Lowell Libson & Jonny Yarker Ltd

  • Black, red and white chalks on grey paper
  • 11 × 13 ⅜ inches · 280 × 340 mm
  • Drawn in 1788

Collections

  • Brigadier Hutchinson;
  • Major R. G. Hutchinson;
  • P & D Colnaghi & Co. Ltd, by 1959;
  • Walter Brandt, acquired from the above in 1959;
  • by descent to 2025

Literature

  • Mary Webster, Johan Zoffany 1733-1810, New Haven & London, 2011, p. 517, repr. pl. 388.

Johan Zoffany departed for India in 1783, as Paul Sandby noted, where he ‘anticipates to roll in gold dust.’[1] He was given permission to travel by the East India Company in the capacity of a portrait painter and he must have hoped that his success at the Courts of Europe in the previous decades would be replicated in British controlled Calcutta. Indeed, the roll-call of patrons he did attract on arrival suggests that his financial predictions were correct, shortly after arriving, he produced portraits of: Warren Hastings, Elijah Impey, Claude Martin, and Asaf-ud-Daula. Although he established a successful practice amongst Europeans in Calcutta, his most engaging and important work emanated from the time he spent ‘up-country’. 

Zoffany left Calcutta for Lucknow in 1784 where he remained until 1786. Lucknow was the capital of Awadh, outside the territory administered directly by the East Indian Company, although within its sphere of influence. Ruled by the Nawab Vizier of the Mughal Empire, Asaf-ud-daula, it was the home to a cultured and splendid court which included a number of prominent Europeans, including Colonel Claude Martin. Zoffany painted official portraits of Asaf-ud-daula and his chief minister Hasan Reza Khan and undertook his most famous Indian composition in the city: Colonel Mordaunt’s Cock Match. It depicted the court at play, incorporating portraits of the principal courtiers and members of the European diaspora in Awadh, including a self-portrait of Zoffany himself, the painter Ozias Humphry and Claude Martin.

Zoffany returned to Lucknow, preparing for his departure from India in 1787, and stayed with Martin at the house he had built close to the city, known now as Farhad Baksh. As Mary Webster has noted: ‘from this moment he began to penetrate more deeply into Indian life, and to be captivated by its strangeness.’[2] It was on this later trip that Zoffany began to develop an interest in the Indian landscape, producing a number of distinctive drawings in black, red and white chalks on a green-grey paper. The surviving drawings are principally topographical, documenting his return journey from Lucknow to Calcutta down the Ganges. These sheets show the buildings and incidents he witnessed along the river, from the dilapidated buildings on Martin’s estate at Najafgarh (Ashmolean Museum, Oxford), to the death of a Hindu at the ghats of Ghazipur (Yale Center for British Art, New Haven). They are considered some of the most evocative and sensitive landscape drawings made by a European artist in India during the eighteenth century.

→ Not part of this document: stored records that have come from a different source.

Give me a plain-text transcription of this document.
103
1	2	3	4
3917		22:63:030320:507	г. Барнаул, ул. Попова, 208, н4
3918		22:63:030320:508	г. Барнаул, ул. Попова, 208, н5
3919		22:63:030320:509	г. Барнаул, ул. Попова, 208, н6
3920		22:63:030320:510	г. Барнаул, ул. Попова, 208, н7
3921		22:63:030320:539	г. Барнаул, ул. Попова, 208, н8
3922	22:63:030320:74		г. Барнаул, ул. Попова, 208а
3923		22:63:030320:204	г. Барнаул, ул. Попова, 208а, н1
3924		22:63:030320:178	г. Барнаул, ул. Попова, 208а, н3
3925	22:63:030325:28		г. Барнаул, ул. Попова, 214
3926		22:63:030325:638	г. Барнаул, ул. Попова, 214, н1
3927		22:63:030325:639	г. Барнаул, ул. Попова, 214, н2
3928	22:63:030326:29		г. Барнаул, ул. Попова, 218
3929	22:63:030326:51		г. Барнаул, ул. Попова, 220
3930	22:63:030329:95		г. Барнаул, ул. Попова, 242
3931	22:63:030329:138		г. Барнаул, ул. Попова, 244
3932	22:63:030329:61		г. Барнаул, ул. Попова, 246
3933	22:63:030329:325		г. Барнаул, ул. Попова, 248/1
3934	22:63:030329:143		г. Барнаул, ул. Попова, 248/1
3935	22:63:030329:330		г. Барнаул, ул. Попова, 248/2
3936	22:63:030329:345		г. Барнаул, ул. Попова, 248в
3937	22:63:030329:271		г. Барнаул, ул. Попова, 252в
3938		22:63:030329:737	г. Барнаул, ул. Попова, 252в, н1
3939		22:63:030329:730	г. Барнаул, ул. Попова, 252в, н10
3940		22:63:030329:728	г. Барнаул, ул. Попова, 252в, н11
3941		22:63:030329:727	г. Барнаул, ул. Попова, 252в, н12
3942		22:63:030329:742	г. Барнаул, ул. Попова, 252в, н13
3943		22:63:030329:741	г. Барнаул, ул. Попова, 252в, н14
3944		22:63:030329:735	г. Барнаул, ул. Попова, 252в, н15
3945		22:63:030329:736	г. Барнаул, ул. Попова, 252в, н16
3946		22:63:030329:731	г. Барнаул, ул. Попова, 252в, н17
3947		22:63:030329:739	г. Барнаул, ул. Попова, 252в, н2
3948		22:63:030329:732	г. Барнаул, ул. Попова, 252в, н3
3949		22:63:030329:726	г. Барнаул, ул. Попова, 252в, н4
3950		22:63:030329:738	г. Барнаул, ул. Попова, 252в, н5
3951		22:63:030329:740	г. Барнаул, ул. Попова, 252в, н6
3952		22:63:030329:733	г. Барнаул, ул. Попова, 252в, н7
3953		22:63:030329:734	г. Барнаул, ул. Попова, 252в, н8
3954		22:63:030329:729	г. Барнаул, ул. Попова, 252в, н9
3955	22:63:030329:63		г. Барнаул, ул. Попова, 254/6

The present drawing shows a number of figures gathered on the banks of a body of water, possibly a public washing place. On the left there appears to be a holy man, with long hair holding a jar, a figure type identifiable from other of Zoffany’s landscape drawings, for example A Fakir Standing in a River below an Overhanging Tree and Rock (Courtauld Gallery, London). There appear to be a group of women washing, again this is a type found in other of Zoffany’s landscape drawings for example A Public Washing Place Below a Temple at Kara (private collection). Densely worked in black, red and white chalk, this drawing is an unusually complete statement.

This sheet, along with most of Zoffany’s Indian landscape drawings, were first recorded in the collection of Major R. G. Hutchinson. It seems likely that Hutchinson owned the contents of a single lot from Zoffany’s posthumous sale. The auction of his studio, conducted by ‘Messrs Robins’ in May 1811 contained a considerable number of studies listed as: ‘drawings in chalks, illustrative of the country and manners of India – by Mr Zoffany.’ It is notable that most of the dated drawings made by Zoffany in the late Autumn of 1788 remained together until the 1950s.

References

  1. Ed. Martin Postle, Johan Zoffany RA: Society Observed, Exh. Cat., New Haven (Yale Center for British Art), 2012, p.38. 
  2. Mary Webster, Johan Zoffany, New Haven and London, 2011, p.483.